No offense to IBM, but a tech company — even one so highly regarded — wouldn’t be the first place we’d turn for fashion forecasting. Yet on Monday, the company released the findings of a “social sentiment index” that predicted that steampunk would be the next big trend to take hold of the retail industry.
What is steampunk exactly? According to Forbes, it’s a “science fiction/fantasy sub-genre that’s a style mash-up of 19th century industrialized looks and Victorian flourishes.” Sounds fancy. We’re more apt to explain it in reference to pop culture: it’s Sherlock Holmes meets Wild Wild West, with a dash of Inspector Gadget. Get the picture?

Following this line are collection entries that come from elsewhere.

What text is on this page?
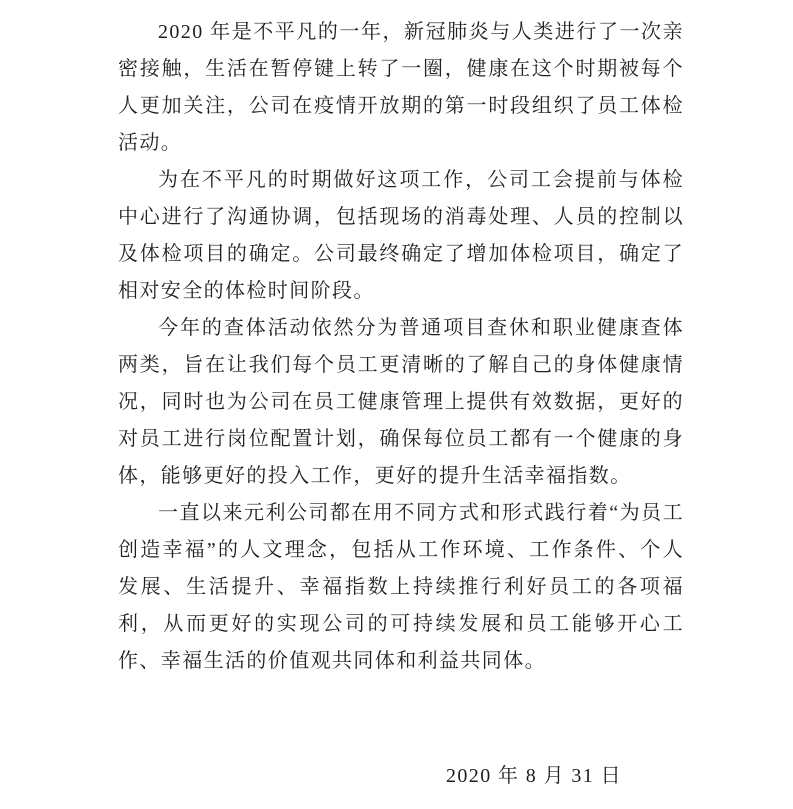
2020 年是不平凡的一年，新冠肺炎与人类进行了一次亲密接触，生活在暂停键上转了一圈，健康在这个时期被每个人更加关注，公司在疫情开放期的第一时段组织了员工体检活动。

为在不平凡的时期做好这项工作，公司工会提前与体检中心进行了沟通协调，包括现场的消毒处理、人员的控制以及体检项目的确定。公司最终确定了增加体检项目，确定了相对安全的体检时间阶段。

今年的查体活动依然分为普通项目查休和职业健康查体两类，旨在让我们每个员工更清晰的了解自己的身体健康情况，同时也为公司在员工健康管理上提供有效数据，更好的对员工进行岗位配置计划，确保每位员工都有一个健康的身体，能够更好的投入工作，更好的提升生活幸福指数。

一直以来元利公司都在用不同方式和形式践行着“为员工创造幸福”的人文理念，包括从工作环境、工作条件、个人发展、生活提升、幸福指数上持续推行利好员工的各项福利，从而更好的实现公司的可持续发展和员工能够开心工作、幸福生活的价值观共同体和利益共同体。

2020 年 8 月 31 日
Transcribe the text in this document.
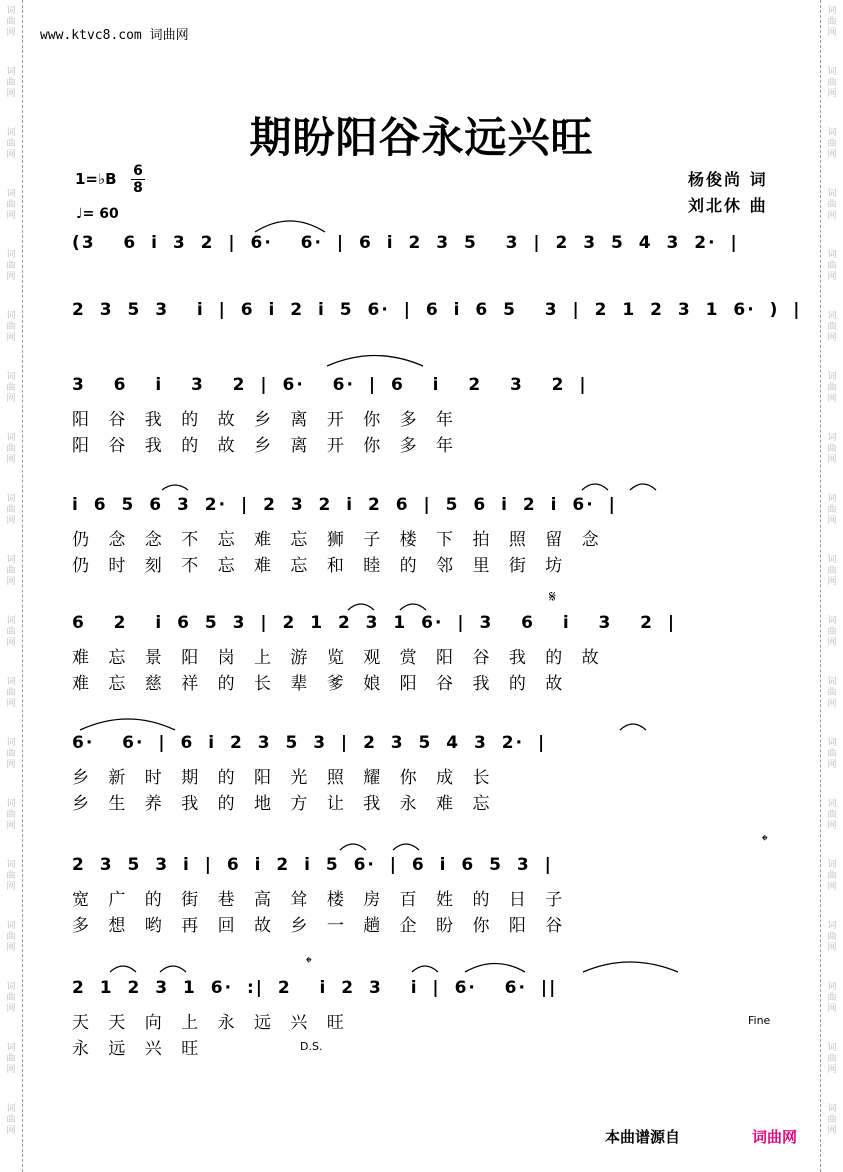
词
曲
网
词
曲
网
词
曲
网
词
曲
网
词
曲
网
词
曲
网
词
曲
网
词
曲
网
词
曲
网
词
曲
网
词
曲
网
词
曲
网
词
曲
网
词
曲
网
词
曲
网
词
曲
网
词
曲
网
词
曲
网
词
曲
网
词
曲
网
词
曲
网
词
曲
网
词
曲
网
词
曲
网
词
曲
网
词
曲
网
词
曲
网
词
曲
网
词
曲
网
词
曲
网
词
曲
网
词
曲
网
词
曲
网
词
曲
网
词
曲
网
词
曲
网
词
曲
网
词
曲
网
www.ktvc8.com 词曲网
期盼阳谷永远兴旺
1=♭B 6
8
♩= 60
杨俊尚 词
刘北休 曲
(3  6 i 3 2 | 6·  6· | 6 i 2 3 5  3 | 2 3 5 4 3 2· |
2 3 5 3  i | 6 i 2 i 5 6· | 6 i 6 5  3 | 2 1 2 3 1 6· ) |
3  6  i  3  2 | 6·  6· | 6  i  2  3  2 |
阳 谷 我 的 故 乡 离 开 你 多 年
阳 谷 我 的 故 乡 离 开 你 多 年
i 6 5 6 3 2· | 2 3 2 i 2 6 | 5 6 i 2 i 6· |
仍 念 念 不 忘 难 忘 狮 子 楼 下 拍 照 留 念
仍 时 刻 不 忘 难 忘 和 睦 的 邻 里 街 坊
6  2  i 6 5 3 | 2 1 2 3 1 6· | 3  6  i  3  2 |
难 忘 景 阳 岗 上 游 览 观 赏 阳 谷 我 的 故
难 忘 慈 祥 的 长 辈 爹 娘 阳 谷 我 的 故
6·  6· | 6 i 2 3 5 3 | 2 3 5 4 3 2· |
乡 新 时 期 的 阳 光 照 耀 你 成 长
乡 生 养 我 的 地 方 让 我 永 难 忘
2 3 5 3 i | 6 i 2 i 5 6· | 6 i 6 5 3 |
宽 广 的 街 巷 高 耸 楼 房 百 姓 的 日 子
多 想 哟 再 回 故 乡 一 趟 企 盼 你 阳 谷
2 1 2 3 1 6· :| 2  i 2 3  i | 6·  6· ||
天 天 向 上 永 远 兴 旺
永 远 兴 旺
Fine
D.S.
𝄋
𝄌
𝄌
本曲谱源自	词曲网
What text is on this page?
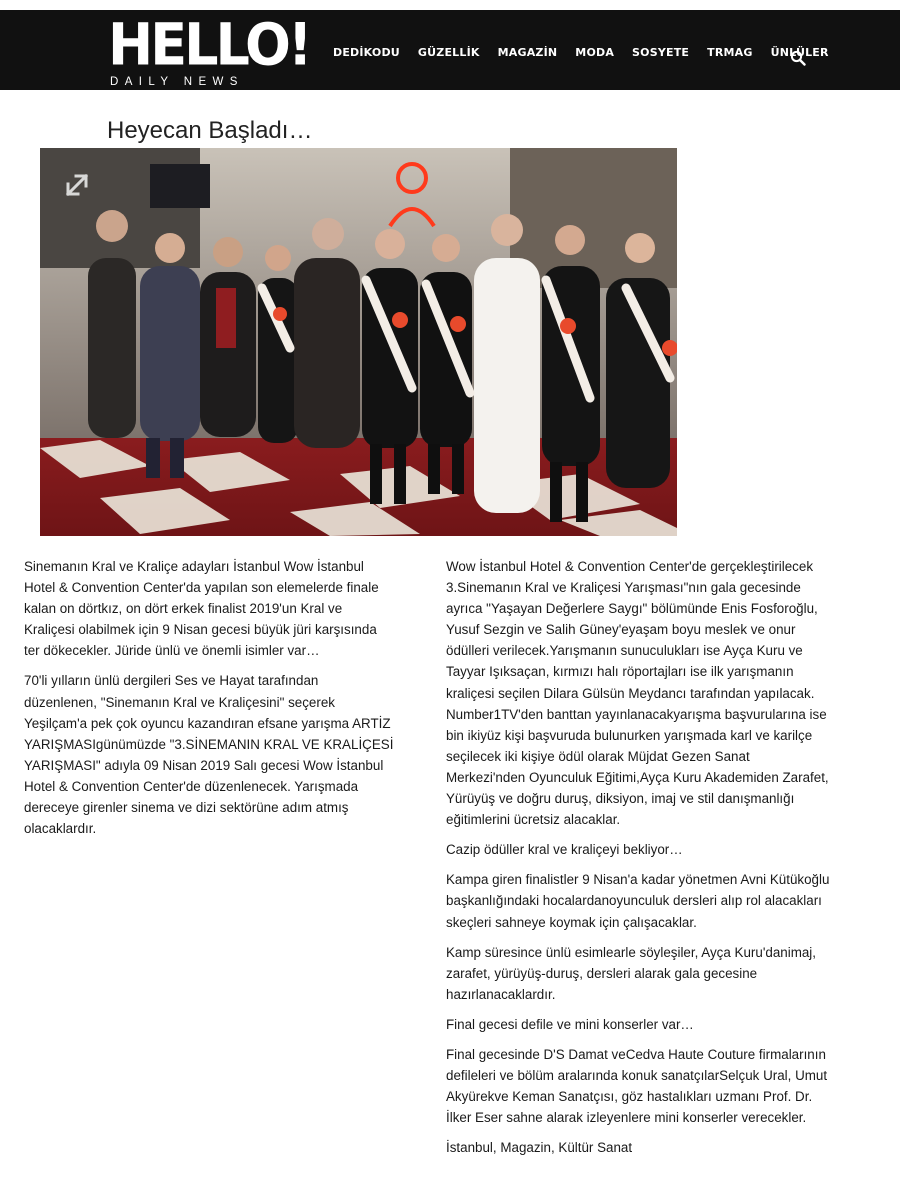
HELLO!
DAILY NEWS
DEDİKODU GÜZELLİK MAGAZİN MODA SOSYETE TRMAG ÜNLÜLER
Heyecan Başladı…

Sinemanın Kral ve Kraliçe adayları İstanbul Wow İstanbul Hotel & Convention Center'da yapılan son elemelerde finale kalan on dörtkız, on dört erkek finalist 2019'un Kral ve Kraliçesi olabilmek için 9 Nisan gecesi büyük jüri karşısında ter dökecekler. Jüride ünlü ve önemli isimler var…

70'li yılların ünlü dergileri Ses ve Hayat tarafından düzenlenen, "Sinemanın Kral ve Kraliçesini" seçerek Yeşilçam'a pek çok oyuncu kazandıran efsane yarışma ARTİZ YARIŞMASIgünümüzde "3.SİNEMANIN KRAL VE KRALİÇESİ YARIŞMASI" adıyla 09 Nisan 2019 Salı gecesi Wow İstanbul Hotel & Convention Center'de düzenlenecek. Yarışmada dereceye girenler sinema ve dizi sektörüne adım atmış olacaklardır.

Wow İstanbul Hotel & Convention Center'de gerçekleştirilecek 3.Sinemanın Kral ve Kraliçesi Yarışması"nın gala gecesinde ayrıca "Yaşayan Değerlere Saygı" bölümünde Enis Fosforoğlu, Yusuf Sezgin ve Salih Güney'eyaşam boyu meslek ve onur ödülleri verilecek.Yarışmanın sunuculukları ise Ayça Kuru ve Tayyar Işıksaçan, kırmızı halı röportajları ise ilk yarışmanın kraliçesi seçilen Dilara Gülsün Meydancı tarafından yapılacak. Number1TV'den banttan yayınlanacakyarışma başvurularına ise bin ikiyüz kişi başvuruda bulunurken yarışmada karl ve karilçe seçilecek iki kişiye ödül olarak Müjdat Gezen Sanat Merkezi'nden Oyunculuk Eğitimi,Ayça Kuru Akademiden Zarafet, Yürüyüş ve doğru duruş, diksiyon, imaj ve stil danışmanlığı eğitimlerini ücretsiz alacaklar.

Cazip ödüller kral ve kraliçeyi bekliyor…

Kampa giren finalistler 9 Nisan'a kadar yönetmen Avni Kütükoğlu başkanlığındaki hocalardanoyunculuk dersleri alıp rol alacakları skeçleri sahneye koymak için çalışacaklar.

Kamp süresince ünlü esimlearle söyleşiler, Ayça Kuru'danimaj, zarafet, yürüyüş-duruş, dersleri alarak gala gecesine hazırlanacaklardır.

Final gecesi defile ve mini konserler var…

Final gecesinde D'S Damat veCedva Haute Couture firmalarının defileleri ve bölüm aralarında konuk sanatçılarSelçuk Ural, Umut Akyürekve Keman Sanatçısı, göz hastalıkları uzmanı Prof. Dr. İlker Eser sahne alarak izleyenlere mini konserler verecekler.

İstanbul, Magazin, Kültür Sanat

Before we all not-so-quietly snicker about the improbability of this prediction, it’s important to note that IBM does have science behind its claim — or at least online metrics. The company analyzed more than a half-million posts from news sources and on message boards, blogs and social-media sites, and found that steampunk has quite a following. According to its study, the amount of online discussion about steampunk increased 11 times from 2009 to 2012. It also notes that, since 2010, more than two dozen U.S. department stores and retailers have become “steampunk savvy.” Whatever that means.
Furthermore, IBM predicts that during the next two years, “steampunk will shift from low-production, high-cost ‘craft’ manufacturing to mass production,” meaning you’ll be able to pick up your go-go-gadget spectacles in department stores and not just local thrift shops.
But just because something has gained traction online, does that mean a trend is on the horizon? Traditionally, new fashion styles tend to trickle down, from the couture shows in Paris and Milan to the ready-to-wear shows at New York Fashion Week to high-end retailers and then — finally — to the watered-down versions that arrive for us commoners in the mainstream.
For steampunk, the high-end influence is already out there. For his spring 2010 couture show, John Galliano designed a parade of looks for Christian Dior with nods to early 20th century influences — including corsets, top hats, flowing fabrics, layers of lace and Frankenstein-esque hair and makeup — that are often referenced by steampunk fashionistas.
More recently, Sarah Burton incorporated an updated version of classical Victorian looks into Alexander McQueen’s spring-summer 2013 runway show at Paris Fashion Week in October, with voluminous, Scarlett O’Hara–inspired gowns and sexy, see-through corsets, accompanied by some fascinating headwear.
Even guys are getting into the action. Prada’s fall-winter 2012 men’s campaign featured several leading men — Gary Oldman, Garrett Hedlund, Jamie Bell and Willem Dafoe — dressed to kill in heavily tailored steampunk-style suits (railroad stripes included).
So perhaps IBM’s seemingly out-there prediction isn’t so wild after all. In fact, the steampunk style might already be leaking into the mainstream, at least according to Pinterest. A quick search on the social site uncovered many boards dedicated to this cultural subgenre (see here and here for some great ones). While the look still seems to be more costume-focused than something for everyday wear, we wouldn’t be surprised to see some aspects of steampunk gain traction in the coming years.
The moral of the story is, if you ever wanted to embrace your inner Helena Bonham Carter (and don’t we all?), there’s no better time than the present to bring back the past.